L’émergence de l’AfD comme troisième force politique allemande, à l’occasion des élections partielles, est une claque pour Angela Merkel. Mais elle témoigne également d’un vrai problème identitaire en Allemagne et chez les jeunes.
Appelés à voter dimanche dernier dans trois Etats : le Bade-Wurtemberg, la Rhénanie-Palatinat et, à l’est, la Saxe-Anhalt, 13 millions d’Allemands ont réservé un triomphe au parti Alternative pour l’Allemagne (AfD) et infligé une défaite sans précédent à la fois à l’Union chrétienne-démocrate (CDU) et au parti social-démocrate (SPD). Ce résultat est d’autant plus incontestable que, dans ces trois Etats, la participation a été bien plus élevée que lors des précédentes élections. L’AfD a obtenu près de 11 % des voix en Rhénanie-Palatinat, 15 % des voix dans le très riche Bade-Wurtemberg et près de 24 % des voix en Saxe-Anhalt où elle est clairement le deuxième parti, derrière la CDU. De fait ce parti, qui fait de sa lutte contre la politique migratoire d’Angela Merkel, son principal cheval de bataille est devenu la troisième force politique d’Allemagne.

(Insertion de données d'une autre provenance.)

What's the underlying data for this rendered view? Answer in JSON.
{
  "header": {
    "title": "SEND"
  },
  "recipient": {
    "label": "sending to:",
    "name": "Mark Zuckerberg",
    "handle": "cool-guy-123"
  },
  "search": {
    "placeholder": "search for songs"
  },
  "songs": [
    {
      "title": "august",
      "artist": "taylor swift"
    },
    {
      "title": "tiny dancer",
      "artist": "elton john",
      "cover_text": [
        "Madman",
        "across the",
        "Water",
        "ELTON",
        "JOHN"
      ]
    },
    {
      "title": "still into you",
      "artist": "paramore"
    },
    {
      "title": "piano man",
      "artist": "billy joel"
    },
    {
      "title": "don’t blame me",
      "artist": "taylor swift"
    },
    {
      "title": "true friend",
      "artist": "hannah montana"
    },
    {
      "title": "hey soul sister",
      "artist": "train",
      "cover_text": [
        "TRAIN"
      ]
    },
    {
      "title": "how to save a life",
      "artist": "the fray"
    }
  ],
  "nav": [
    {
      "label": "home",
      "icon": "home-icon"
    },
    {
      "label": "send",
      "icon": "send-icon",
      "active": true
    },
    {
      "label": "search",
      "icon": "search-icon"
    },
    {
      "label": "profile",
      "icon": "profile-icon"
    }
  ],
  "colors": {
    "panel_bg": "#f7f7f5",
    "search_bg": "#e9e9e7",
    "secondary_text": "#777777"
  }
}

Les électeurs ne se sont pas laissés berner par la propagande officielle
Qu’est ce que cela signifie ? D’abord que les électeurs ont voulu sanctionner la politique d’Angela Merkel, et son chèque en blanc accordé au million de migrants qui ont envahi l’Allemagne en un an. Mais selon certains sondages réalisés à la sortie des bureaux de vote des urnes, ils ont également voulu signifier leur opposition aux injustices sociales. Et ce qui est très intéressant c’est que l’AfD réalise de très bons scores notamment chez les électeurs les plus jeunes, qui se sentent donc plus menacés que les retraités par ces flux migratoires incontrôlés.
Ensuite le succès de l’AfD est celui d’une femme, Frauke Petry, qui a pris les rênes de ce parti au milieu de l’été dernier, au moment précis où les migrants envahissaient l’Allemagne. Jusque là, l’AfD dirigée par son fondateur, Bernd Lücke, n’était qu’un simple parti eurosceptique, qui s’était illustrée dans la bataille contre les largesses européennes faites à la Grèce. En prenant la direction de ce parti cette jeune femme de 40 ans a clairement fait comprendre que son ambition était de créer une nouvelle force politique clairement ancrée à droite sur le plan sociétal et libérale sur le plan économique. Il ne faut pas oublier qu’à l’instar d’Angela Merkel, c’est une ingénieure qui a grandi en RDA et qui dirige aujourd’hui une entreprise. De même si Angela Merkel est la fille d’un pasteur, Frauke Petry est l’ex-épouse d'un pasteur protestant avec qui elle a eu quatre enfants
Cette jeune femme avait fait scandale, fin janvier, auprès des bonnes consciences allemandes en jugeant que la police devrait, si nécessaire, «faire d’usage d’armes à feu» contre les réfugiés qui tentent de passer la frontière. Beaucoup ont essayé de discréditer l’AfD en tentant de faire croire qu’il s’agissait de la résurgence de différents petits mouvements néo-nazis et en faisant croire qu’il existait une alliance de fait entre ce nouveau grand parti allemand et le mouvement anti-islamiste Pegida. Mais les électeurs ne se sont pas laissés berner par cette propagande officielle.
Enfin ce qui est très intéressant, dans l’émergence de cette nouvelle force politique, c’est qu’elle traduit le problème identitaire de l’Allemagne. La croissance économique a beau rester forte outre-Rhin, le chômage a beau rester à son plus bas niveau et les comptes publics ont beau être redevenus excédentaires, ce qui préoccupe les citoyens, ce n’est pas tant de savoir s’ils auront un job mais si leur mode de vie ne va pas se trouver bouleversé par ce flot incontrôlé de migrants. De la même manière si l’AfD n’a pas encore de programme de gouvernement, ce parti a clairement fait connaître son opposition forte au projet d’accord de libre-échange avec les Etats-Unis. Quant à Frauke Petry elle ne craint pas d’avoir un discours très antiaméricain et très favorable à Vladimir Poutine. Ce qui la place encore une fois en opposition directe à Angela Merkel. Mais les électeurs viennent de lui donner raison. Et la Chancelière ferait bien d’en tirer quelques leçons.